IDC-Prognose für 2013 05.03.2013, 16:08 Uhr

Smartphone-Verkäufe schlagen Handy-Absatz

Die Marktforscher von IDC gehen davon aus, dass in diesem Jahr weltweit erstmals mehr Smartphones als konventionelle Handys verkauft werden. 

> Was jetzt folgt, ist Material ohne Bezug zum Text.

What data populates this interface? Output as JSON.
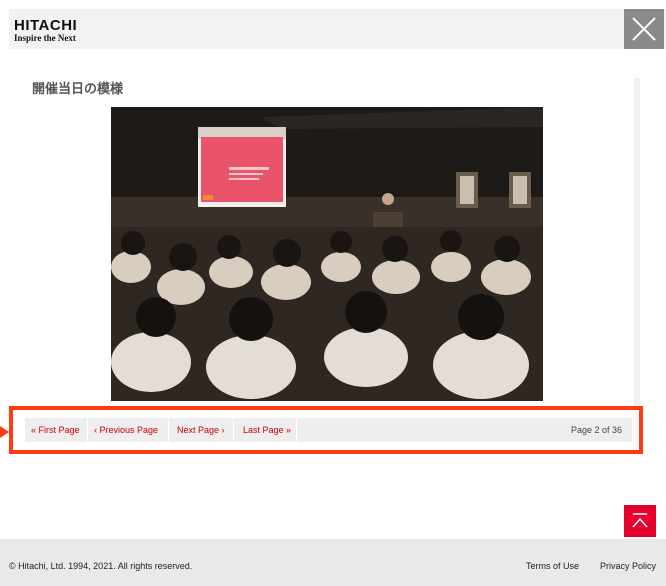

Der Smartphone-Boom hält unvermindert an: Einer Prognose der Marktforscher von IDC zufolge sollen in diesem Jahr erstmals mehr Smartphones als konventionelle Handys verkauft werden.
Konkret erwarten die Analysten einen weltweiten Smartphone-Absatz von 918,6 Millionen Stück - das sind 50,1 Prozent aller ausgelieferten Mobiltelefone. Ende 2017 rechnet IDC sogar mit 1,5 Milliarden Geräten - das entspricht über zwei Drittel der Gesamtverkäufe.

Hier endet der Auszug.